I did allude to earlier that one’s appreciation for the album is based upon the fact as to whether or not one is using this music as a background soundtrack or not. The thing with The Mess We’ve Made is that the lyrics are, well, a bit of a mess, and merely exist for the sake of having something melodic to sing over the music, and have little other utility. Exhibit A? There’s actually a song on here called “Kindness”, as in “killed by ... ”. The duo’s reliance on cliché is evident in spades here, and is so cloying that you might derive greater satisfaction from replacing the vocal line with the sound of fingers being scratched against a blackboard. Similarly, “Nursery Rhyme” boasts the following nonsensical lyric that borrows a little liberally from Warren Zevon: “Some people say you should sleep when you’re dead / But I kinda like the world that lives in my head / I’ve got no clue as to what you and I might get ourselves into". I’m reminded here of the beleaguered Ash from ‘80s Saturday morning cartoon Kidd Video attempting to string meaningful sentences together in his songwriting. Same problem applies here. Davis and company evidently don’t have much worth saying, and you might wonder if some of these songs were better served as being instrumentals.

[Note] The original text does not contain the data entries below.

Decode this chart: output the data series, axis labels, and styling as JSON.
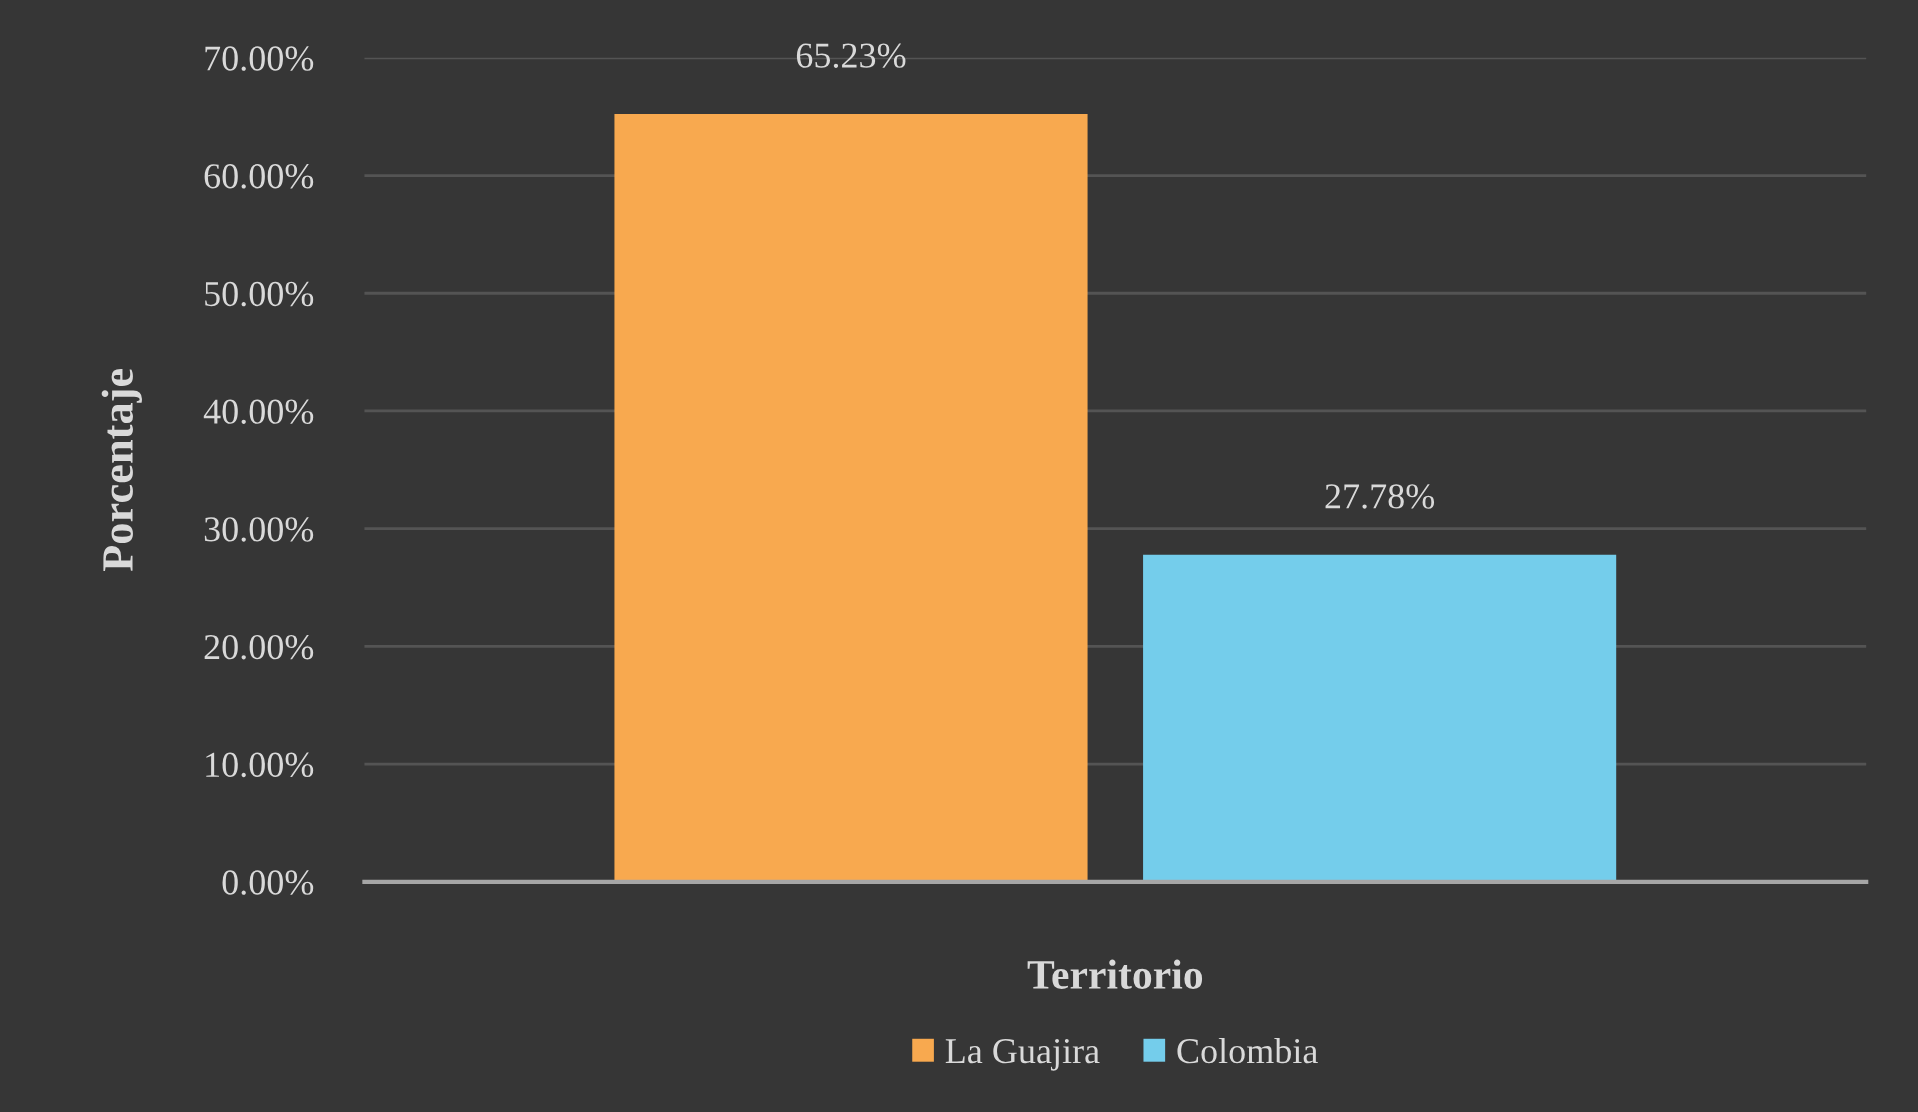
{
  "chart_data": {
    "type": "bar",
    "xlabel": "Territorio",
    "ylabel": "Porcentaje",
    "categories": [
      null
    ],
    "series": [
      {
        "name": "La Guajira",
        "color": "#f8a94f",
        "values": [
          65.23
        ],
        "value_labels": [
          "65.23%"
        ]
      },
      {
        "name": "Colombia",
        "color": "#74cdeb",
        "values": [
          27.78
        ],
        "value_labels": [
          "27.78%"
        ]
      }
    ],
    "ylim": [
      0,
      70
    ],
    "yticks": [
      {
        "value": 0,
        "label": "0.00%"
      },
      {
        "value": 10,
        "label": "10.00%"
      },
      {
        "value": 20,
        "label": "20.00%"
      },
      {
        "value": 30,
        "label": "30.00%"
      },
      {
        "value": 40,
        "label": "40.00%"
      },
      {
        "value": 50,
        "label": "50.00%"
      },
      {
        "value": 60,
        "label": "60.00%"
      },
      {
        "value": 70,
        "label": "70.00%"
      }
    ],
    "grid": "y",
    "legend": "bottom"
  }
}
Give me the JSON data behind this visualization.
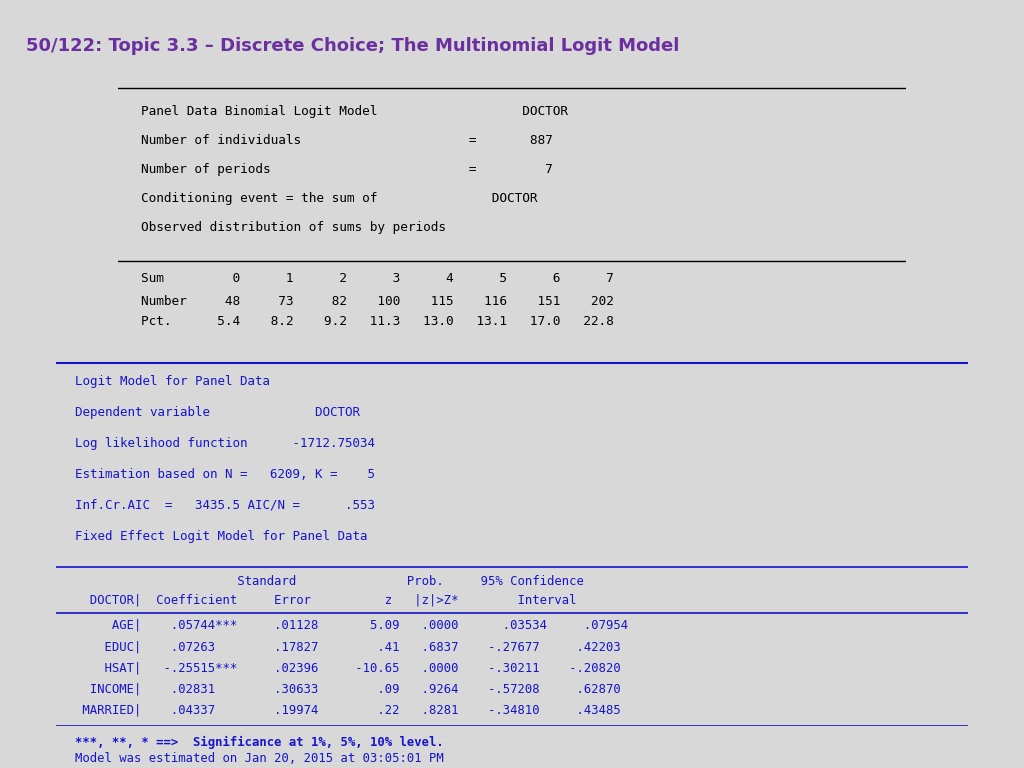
{
  "title": "50/122: Topic 3.3 – Discrete Choice; The Multinomial Logit Model",
  "title_color": "#6B2FA0",
  "header_bg": "#FFFFFF",
  "top_bar_color": "#7B3FA0",
  "left_stripe_color": "#5B2080",
  "bg_color": "#D8D8D8",
  "panel_bg": "#FFFFFF",
  "black_text": "#000000",
  "blue_text": "#1515CC",
  "top_box": {
    "line1": "Panel Data Binomial Logit Model                   DOCTOR",
    "line2": "Number of individuals                      =       887",
    "line3": "Number of periods                          =         7",
    "line4": "Conditioning event = the sum of               DOCTOR",
    "line5": "Observed distribution of sums by periods",
    "sum_row": "Sum         0      1      2      3      4      5      6      7",
    "number_row": "Number     48     73     82    100    115    116    151    202",
    "pct_row": "Pct.      5.4    8.2    9.2   11.3   13.0   13.1   17.0   22.8"
  },
  "bottom_box": {
    "hdr1": "Logit Model for Panel Data",
    "hdr2": "Dependent variable              DOCTOR",
    "hdr3": "Log likelihood function      -1712.75034",
    "hdr4": "Estimation based on N =   6209, K =    5",
    "hdr5": "Inf.Cr.AIC  =   3435.5 AIC/N =      .553",
    "hdr6": "Fixed Effect Logit Model for Panel Data",
    "col1": "                      Standard               Prob.     95% Confidence",
    "col2": "  DOCTOR|  Coefficient     Error          z   |z|>Z*        Interval",
    "row1": "     AGE|    .05744***     .01128       5.09   .0000      .03534     .07954",
    "row2": "    EDUC|    .07263        .17827        .41   .6837    -.27677     .42203",
    "row3": "    HSAT|   -.25515***     .02396     -10.65   .0000    -.30211    -.20820",
    "row4": "  INCOME|    .02831        .30633        .09   .9264    -.57208     .62870",
    "row5": " MARRIED|    .04337        .19974        .22   .8281    -.34810     .43485",
    "foot1": "***, **, * ==>  Significance at 1%, 5%, 10% level.",
    "foot2": "Model was estimated on Jan 20, 2015 at 03:05:01 PM"
  }
}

Overall, The Mess We’ve Made is not bad for an indie pop album, I suppose. The first time I listened to it, I wasn’t particularly enamoured by it; when I put the album on as something to have on while I went about my business one Sunday evening making myself some curry in the kitchen, I found things to be a little more bouncy and enjoyable. Ultimately, that means that the record is something that works if you don’t really sit down with it and listen to it on headphones – it’s more musical wallpaper than anything else. Ambient pop music, maybe. Your mileage might vary, but Bad Veins have effectively made a record that is only worthwhile if you don’t pay very much attention to it. That might make the duo a little glum and unhappy, but if they really wanted to make an album that was worthy of more staying power, they should dial back some of their more experimental tendencies and work on making their words much more memorable. Put another way, if the band wants to earn the kind of accolades they appeared used to getting on their debut, they needed to do a bit more than simply wear Army uniforms as an image gimmick. They needed to apply military marching precision to their music. Still, that all said, you could do worse than The Mess We’ve Made: The songs are generally catchy and you might dance around to it in your living room. It’s just that the record is merely good, instead of being great – something that is somewhat gripping, but loses its grip on the most important thing of all: having songs that are genuinely memorable and stick well beyond a quick hit here or there. Maybe they really need a third person as an editor, after all, instead of a reel-to-reel tape recorder that can’t talk back and provide feedback. All I can really add to that is, well, maybe it's time to sing "Goodnight, Irene".